Going vegan was a significant change in my life. It was purposeful, thought out, and well researched. I told family and friends, changed my shopping habits, and fell in love with hummus. I enjoy food as much as ever, if not more, and I feel good about lessening my impact on the environment and the suffering of animals.
Overall, going vegan was easy. But what about making that choice for someone else? Fraught with what-ifs and an abundance of solicited and unsolicited outside opinions, deciding whether or not to raise my baby as a non-meat eater has been much more difficult than I had imagined.
Overall, going vegan was easy. But what about making that choice for someone else?
First of all, can it be done? Of course. I’m not the first to ponder this lifestyle for my child and there are plenty of resources and recipes out there for families. The most important thing in making your own decision is to talk to your child’s healthcare provider to make sure your little one gets the nutrition she or he needs. Ensuring your child’s health is imperative. After you have the knowledge and tools come the practicalities.

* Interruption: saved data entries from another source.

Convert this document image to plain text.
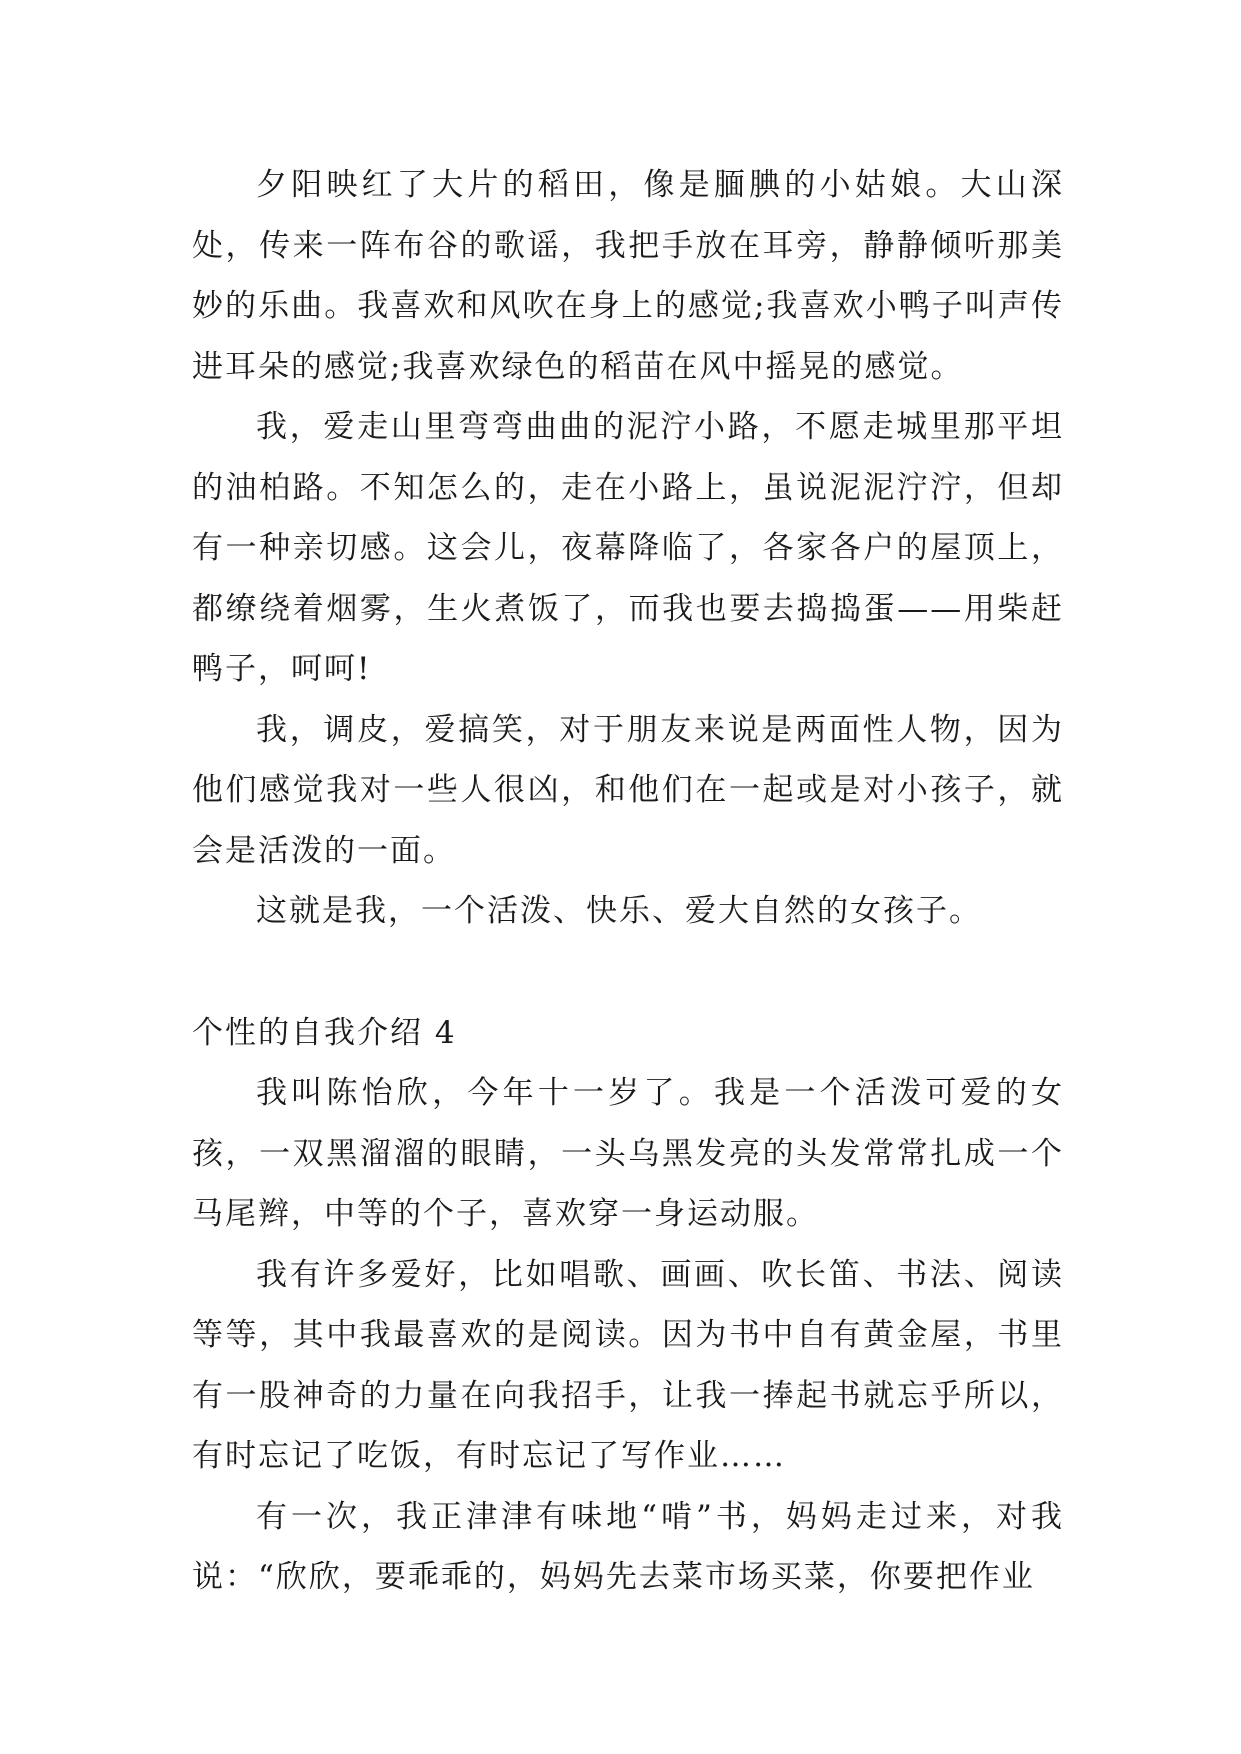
夕阳映红了大片的稻田，像是腼腆的小姑娘。大山深处，传来一阵布谷的歌谣，我把手放在耳旁，静静倾听那美妙的乐曲。我喜欢和风吹在身上的感觉;我喜欢小鸭子叫声传进耳朵的感觉;我喜欢绿色的稻苗在风中摇晃的感觉。

我，爱走山里弯弯曲曲的泥泞小路，不愿走城里那平坦的油柏路。不知怎么的，走在小路上，虽说泥泥泞泞，但却有一种亲切感。这会儿，夜幕降临了，各家各户的屋顶上，都缭绕着烟雾，生火煮饭了，而我也要去捣捣蛋——用柴赶鸭子，呵呵!

我，调皮，爱搞笑，对于朋友来说是两面性人物，因为他们感觉我对一些人很凶，和他们在一起或是对小孩子，就会是活泼的一面。

这就是我，一个活泼、快乐、爱大自然的女孩子。

个性的自我介绍 4

我叫陈怡欣，今年十一岁了。我是一个活泼可爱的女孩，一双黑溜溜的眼睛，一头乌黑发亮的头发常常扎成一个马尾辫，中等的个子，喜欢穿一身运动服。

我有许多爱好，比如唱歌、画画、吹长笛、书法、阅读等等，其中我最喜欢的是阅读。因为书中自有黄金屋，书里有一股神奇的力量在向我招手，让我一捧起书就忘乎所以，有时忘记了吃饭，有时忘记了写作业……

有一次，我正津津有味地“啃”书，妈妈走过来，对我说：“欣欣，要乖乖的，妈妈先去菜市场买菜，你要把作业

I will use only cloth diapers! I will learn all of the woven wrap techniques! I will raise my baby vegan! I held these convictions aloft like a banner, confident in a way only a pre-parent can be. But as the realities and exhaustion sunk in the first few months after birth, everything was questioned. My banner of convictions wavered, dipped, and dragged.

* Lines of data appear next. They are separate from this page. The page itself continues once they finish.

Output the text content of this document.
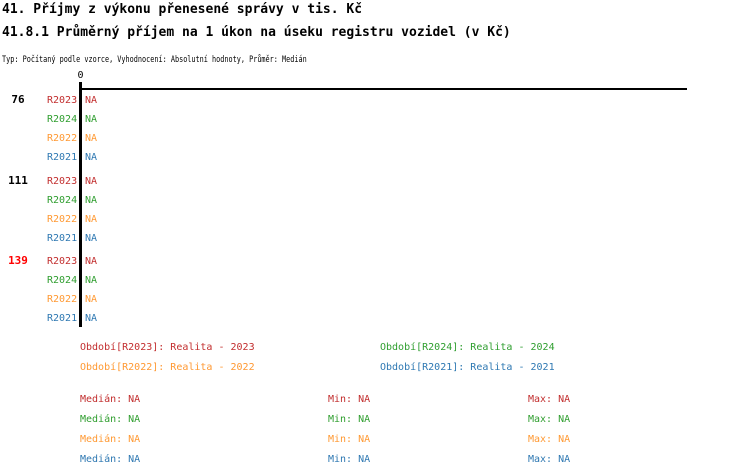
41. Příjmy z výkonu přenesené správy v tis. Kč
41.8.1 Průměrný příjem na 1 úkon na úseku registru vozidel (v Kč)
Typ: Počítaný podle vzorce, Vyhodnocení: Absolutní hodnoty, Průměr: Medián
0
76	R2023 NA
R2024 NA
R2022 NA
R2021 NA
111	R2023 NA
R2024 NA
R2022 NA
R2021 NA
139	R2023 NA
R2024 NA
R2022 NA
R2021 NA
Období[R2023]: Realita - 2023	Období[R2024]: Realita - 2024
Období[R2022]: Realita - 2022	Období[R2021]: Realita - 2021
Medián: NA	Min: NA	Max: NA
Medián: NA	Min: NA	Max: NA
Medián: NA	Min: NA	Max: NA
Medián: NA	Min: NA	Max: NA
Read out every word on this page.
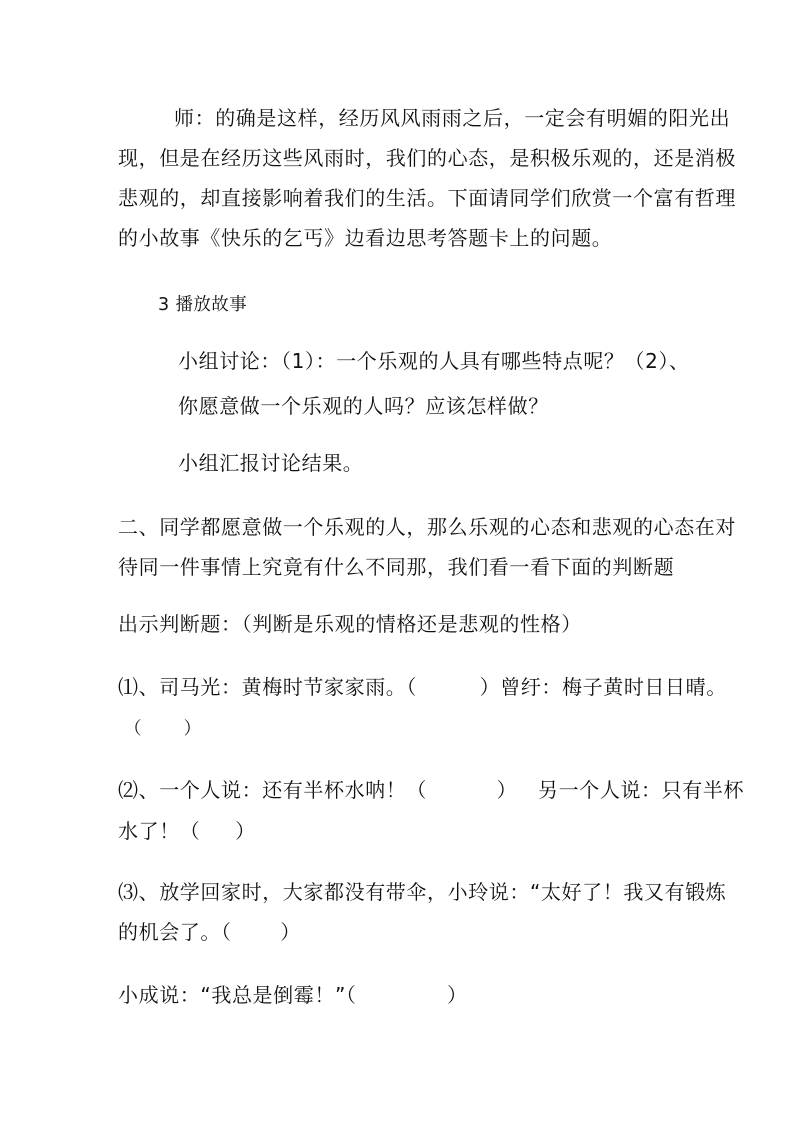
师：的确是这样，经历风风雨雨之后，一定会有明媚的阳光出
现，但是在经历这些风雨时，我们的心态，是积极乐观的，还是消极
悲观的，却直接影响着我们的生活。下面请同学们欣赏一个富有哲理
的小故事《快乐的乞丐》边看边思考答题卡上的问题。
3 播放故事
小组讨论：（1）：一个乐观的人具有哪些特点呢？（2）、
你愿意做一个乐观的人吗？应该怎样做？
小组汇报讨论结果。
二、同学都愿意做一个乐观的人，那么乐观的心态和悲观的心态在对
待同一件事情上究竟有什么不同那，我们看一看下面的判断题
出示判断题：（判断是乐观的情格还是悲观的性格）
⑴、司马光：黄梅时节家家雨。（         ）曾纡：梅子黄时日日晴。
（       ）
⑵、一个人说：还有半杯水呐！（          ）   另一个人说：只有半杯
水了！（     ）
⑶、放学回家时，大家都没有带伞，小玲说：“太好了！我又有锻炼
的机会了。（       ）
小成说：“我总是倒霉！”（             ）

The pressures of parenting, the over-abundance of advice, and the anxieties of providing the best for your baby make a choice like veganism or even vegetarianism difficult to make. And no one is simply raising a baby. Taking care of other loved ones, taking care of yourself, working in the home or outside the home, these things must all be balanced with the charge of a new life. Decisions about sleep, enrichment, and safety rate right up there with food.
Is she getting enough protein? Iron? Omegas? Probiotics? Are supplements as good as the nutrition that comes from food?
Many “natural baby” advice blogs applaud the benefits of bone broth and red meat in early childhood.
Grandparents are notorious for slipping in off-limits treats when parents aren’t around. How to control for that?
How will I talk about our diet as she grows and gains understanding about where food comes from? How will I justify eating differently than family and friends? When she’s old enough to make a choice, will I lay down a non-meat eating law?
I can’t answer these questions right now. With an eight-month-old baby, we’re still taking things day by day. At the heart of things I want to share my values as well as my meals with my daughter. Munching on blueberries or a sweet potato together feels right. The thought of giving her puréed chicken from a jar or the offered bits of hamburger from grandma does not.
At the heart of things I want to share my values as well as my meals with my daughter.
Just like with everything else as a parent, the important thing is to do your best. Vegetarianism may work better for some families than veganism. Introducing a non-meat eating lifestyle could be gradual. Seeking out animal products that meet your ethical standards might be an option for some. The very best thing you can do for your child is imparting the core of your environmental and animal rights values. Teaching them to be compassionate and thoughtful towards the earth and animals will go the farthest in preparing them for a non-meat eating lifestyle.